All three governments involved in the repatriation plus Germany have been mum on the subject with no list of submarines released matching individual sailors with a given U-Boat.
Speculation is that the 86 sailors smuggled aboard the 'Highland Monarch' must have arrived in Argentina either on clandestine U-Boats associated with the east coast of South America and the Caribbean or having crossed over the Andes from the Pacific side from similar clandestine boats. As for crossing the Andes, Jürgen Wattenberg and five others had crossed over the Andes in the opposite direction into Chile during their escape back to Germany after the 1939 battle of the 'Admiral Graf Spee'.
Jürgen Wattenberg had an eventful war, serving initially aboard the pocket battleship 'Admiral Graf Spee' during the Battle of the River Plate and up until her scuttling off Montevideo. He was interned in Uruguay but escaped and made his way back to Germany, where he arrived in May 1940, and joined the U-Boat service in October that year and received command of U-162 on 9 September 1941, departing on his first cruise on 7 February 1942. Wattenberg was by this time 41 years old, making him one of the oldest U-Boat commanders to undertake a combat patrol.

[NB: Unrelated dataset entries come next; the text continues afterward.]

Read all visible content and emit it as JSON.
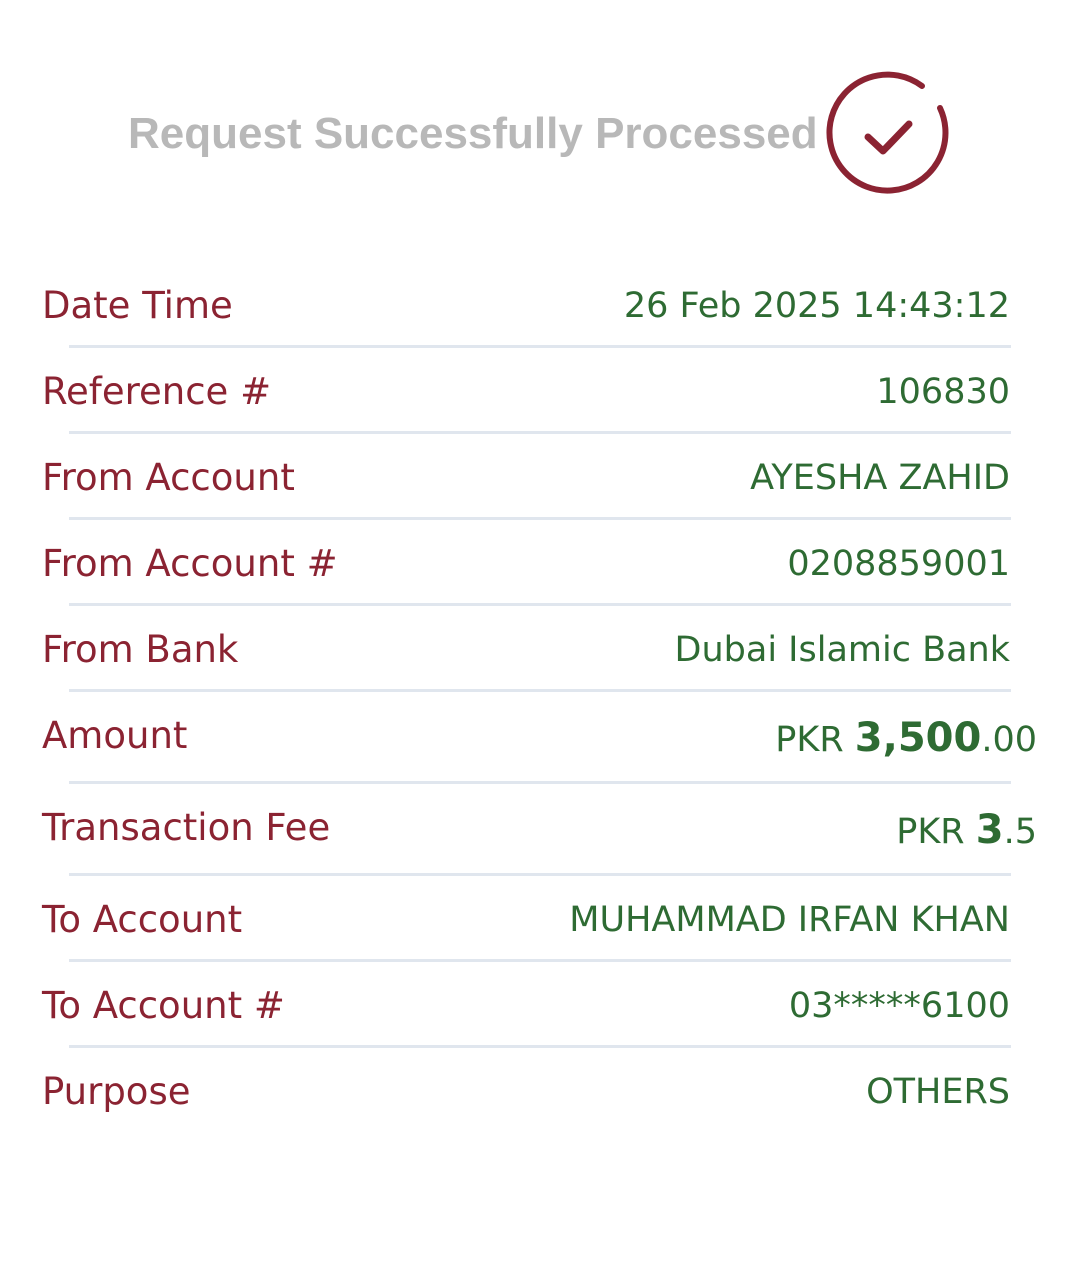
{
  "header": {
    "title": "Request Successfully Processed",
    "icon": "check-circle-icon",
    "accent_color": "#8b2332"
  },
  "colors": {
    "label": "#8b2332",
    "value": "#2e6b33",
    "title": "#b8b8b8",
    "divider": "#e0e6ee"
  },
  "details": {
    "date_time": {
      "label": "Date Time",
      "value": "26 Feb 2025 14:43:12"
    },
    "reference": {
      "label": "Reference #",
      "value": "106830"
    },
    "from_account": {
      "label": "From Account",
      "value": "AYESHA ZAHID"
    },
    "from_account_number": {
      "label": "From Account #",
      "value": "0208859001"
    },
    "from_bank": {
      "label": "From Bank",
      "value": "Dubai Islamic Bank"
    },
    "amount": {
      "label": "Amount",
      "currency": "PKR",
      "whole": "3,500",
      "decimal": ".00"
    },
    "transaction_fee": {
      "label": "Transaction Fee",
      "currency": "PKR",
      "whole": "3",
      "decimal": ".5"
    },
    "to_account": {
      "label": "To Account",
      "value": "MUHAMMAD IRFAN KHAN"
    },
    "to_account_number": {
      "label": "To Account #",
      "value": "03*****6100"
    },
    "purpose": {
      "label": "Purpose",
      "value": "OTHERS"
    }
  }
}
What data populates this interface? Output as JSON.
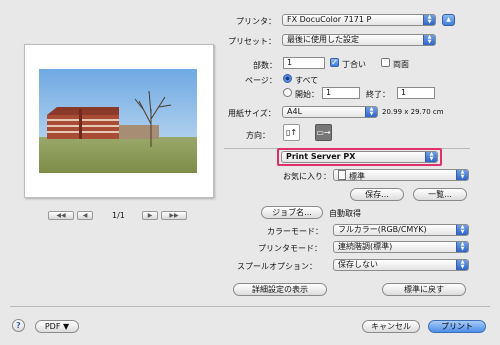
{
  "header": {
    "printer_label": "プリンタ：",
    "printer_value": "FX DocuColor 7171 P",
    "preset_label": "プリセット：",
    "preset_value": "最後に使用した設定"
  },
  "copies": {
    "copies_label": "部数：",
    "copies_value": "1",
    "collate_label": "丁合い",
    "collate_checked": true,
    "duplex_label": "両面",
    "duplex_checked": false
  },
  "pages": {
    "label": "ページ：",
    "all_label": "すべて",
    "from_label": "開始：",
    "from_value": "1",
    "to_label": "終了：",
    "to_value": "1"
  },
  "paper": {
    "label": "用紙サイズ：",
    "value": "A4L",
    "dimensions": "20.99 x 29.70 cm",
    "orientation_label": "方向："
  },
  "panel": {
    "value": "Print Server PX",
    "highlight_color": "#e0306a"
  },
  "favorites": {
    "label": "お気に入り：",
    "value": "標準",
    "save_button": "保存...",
    "list_button": "一覧..."
  },
  "preview": {
    "page_indicator": "1/1",
    "prev_icon": "◀◀ ◀",
    "next_icon": "▶ ▶▶"
  },
  "job": {
    "job_name_button": "ジョブ名...",
    "auto_get": "自動取得",
    "color_mode_label": "カラーモード：",
    "color_mode_value": "フルカラー(RGB/CMYK)",
    "printer_mode_label": "プリンタモード：",
    "printer_mode_value": "連続階調(標準)",
    "spool_label": "スプールオプション：",
    "spool_value": "保存しない",
    "details_button": "詳細設定の表示",
    "defaults_button": "標準に戻す"
  },
  "footer": {
    "help": "?",
    "pdf_button": "PDF ▼",
    "cancel_button": "キャンセル",
    "print_button": "プリント"
  }
}
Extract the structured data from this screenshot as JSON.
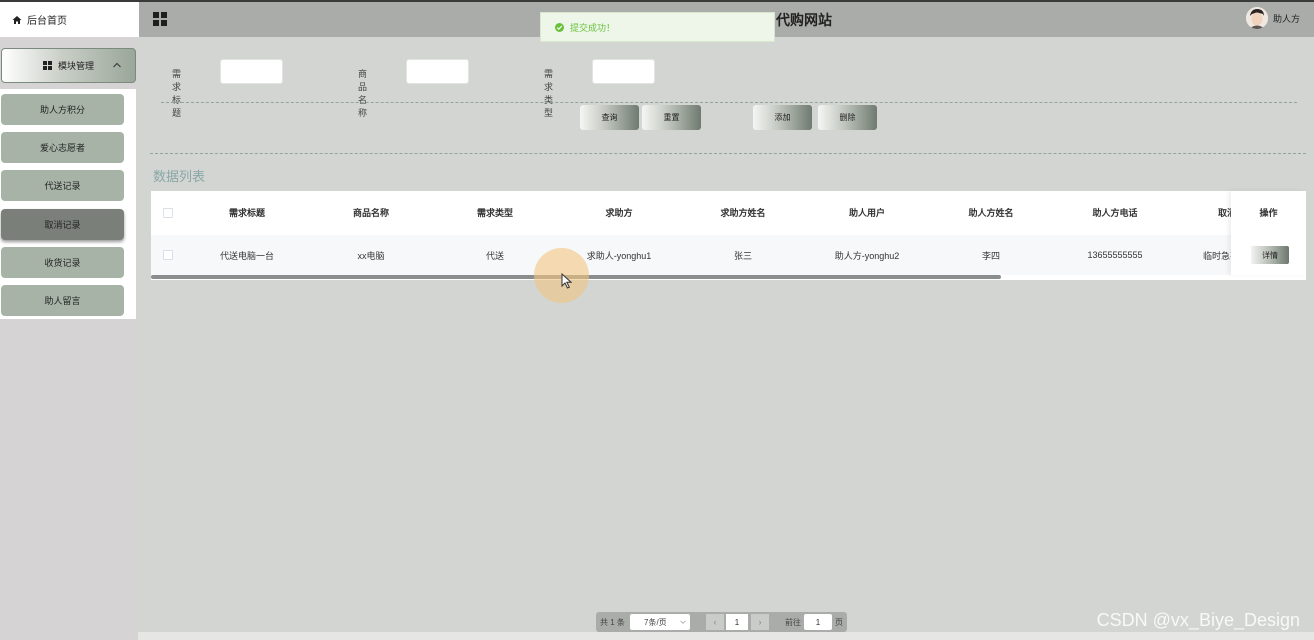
{
  "header": {
    "home_label": "后台首页",
    "site_title": "代购网站",
    "user_name": "助人方"
  },
  "toast": {
    "message": "提交成功！"
  },
  "sidebar": {
    "group_label": "模块管理",
    "items": [
      {
        "label": "助人方积分"
      },
      {
        "label": "爱心志愿者"
      },
      {
        "label": "代送记录"
      },
      {
        "label": "取消记录",
        "active": true
      },
      {
        "label": "收货记录"
      },
      {
        "label": "助人留言"
      }
    ]
  },
  "search": {
    "fields": [
      {
        "label": "需求标题",
        "value": ""
      },
      {
        "label": "商品名称",
        "value": ""
      },
      {
        "label": "需求类型",
        "value": ""
      }
    ],
    "buttons": {
      "query": "查询",
      "reset": "重置",
      "add": "添加",
      "delete": "删除"
    }
  },
  "list": {
    "title": "数据列表",
    "columns": [
      "需求标题",
      "商品名称",
      "需求类型",
      "求助方",
      "求助方姓名",
      "助人用户",
      "助人方姓名",
      "助人方电话",
      "取消"
    ],
    "rows": [
      [
        "代送电脑一台",
        "xx电脑",
        "代送",
        "求助人-yonghu1",
        "张三",
        "助人方-yonghu2",
        "李四",
        "13655555555",
        "临时急事"
      ]
    ],
    "op_header": "操作",
    "detail_label": "详情"
  },
  "pagination": {
    "total": "共 1 条",
    "page_size": "7条/页",
    "prev": "‹",
    "next": "›",
    "current": "1",
    "goto_label": "前往",
    "goto_value": "1",
    "page_suffix": "页"
  },
  "watermark": "CSDN @vx_Biye_Design",
  "colors": {
    "accent": "#a7b3a7",
    "toast_green": "#67c23a",
    "list_title": "#8aa6a8"
  }
}
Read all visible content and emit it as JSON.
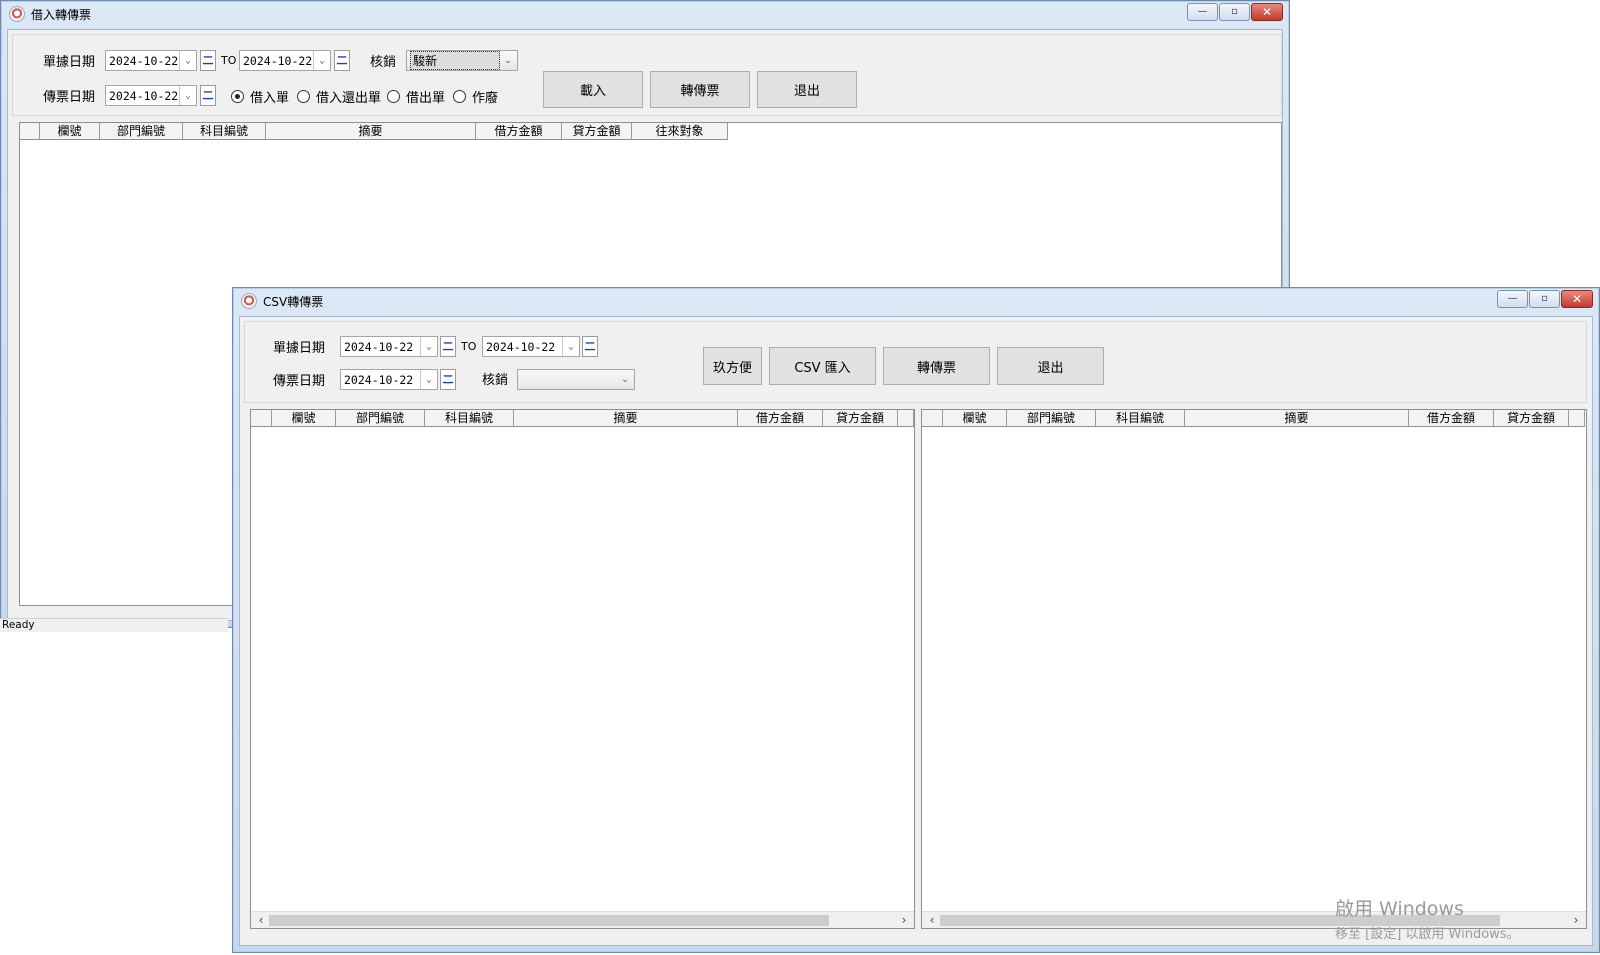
{
  "win1": {
    "title": "借入轉傳票",
    "doc_date_label": "單據日期",
    "doc_date_from": "2024-10-22",
    "to_label": "TO",
    "doc_date_to": "2024-10-22",
    "writeoff_label": "核銷",
    "writeoff_value": "駿新",
    "voucher_date_label": "傳票日期",
    "voucher_date": "2024-10-22",
    "radios": [
      {
        "label": "借入單",
        "selected": true
      },
      {
        "label": "借入還出單",
        "selected": false
      },
      {
        "label": "借出單",
        "selected": false
      },
      {
        "label": "作廢",
        "selected": false
      }
    ],
    "buttons": {
      "load": "載入",
      "transfer": "轉傳票",
      "exit": "退出"
    },
    "columns": [
      "",
      "欄號",
      "部門編號",
      "科目編號",
      "摘要",
      "借方金額",
      "貸方金額",
      "往來對象"
    ]
  },
  "status_text": "Ready",
  "win2": {
    "title": "CSV轉傳票",
    "doc_date_label": "單據日期",
    "doc_date_from": "2024-10-22",
    "to_label": "TO",
    "doc_date_to": "2024-10-22",
    "voucher_date_label": "傳票日期",
    "voucher_date": "2024-10-22",
    "writeoff_label": "核銷",
    "writeoff_value": "",
    "buttons": {
      "convenient": "玖方便",
      "csv_import": "CSV 匯入",
      "transfer": "轉傳票",
      "exit": "退出"
    },
    "left_columns": [
      "",
      "欄號",
      "部門編號",
      "科目編號",
      "摘要",
      "借方金額",
      "貸方金額",
      ""
    ],
    "right_columns": [
      "",
      "欄號",
      "部門編號",
      "科目編號",
      "摘要",
      "借方金額",
      "貸方金額",
      ""
    ]
  },
  "calendar_glyph": "二",
  "window_controls": {
    "minimize": "—",
    "maximize": "▫",
    "close": "✕"
  },
  "watermark": {
    "line1": "啟用 Windows",
    "line2": "移至 [設定] 以啟用 Windows。"
  }
}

He was the first and only commander of U-162, and in a successful career spanning just under a year, he sank 14 ships, a total of 82,027 gross register tons [GRT].
U-162 was detected in mid-Atlantic north-east of Trinidad on 3 September 1942 and attacked by three British destroyers, and sunk with depth charges. Two of the crew were killed; Wattenberg and 48 other survivors were rescued and became prisoners of war.
Wattenberg was imprisoned in several camps in the United States, starting at Fort Hunt, where he arrived in September 1942. He was then moved to Crossville on 16 October 1942, and again to Camp Papago Park on 27 January 1944. A large break-out occurred on the night of 23–24 December 1944, with Wattenberg being one of the 25 prisoners to escape. Most were recaptured or surrendered fairly quickly; Wattenberg managed to remain at large until 28 January, the last of the escapees to be recaptured. With the end of the war Wattenberg was transferred first to Camp Shanks in 1946, then to a compound near Münster before being released.
He settled in Germany, where he died in 1995, aged 94.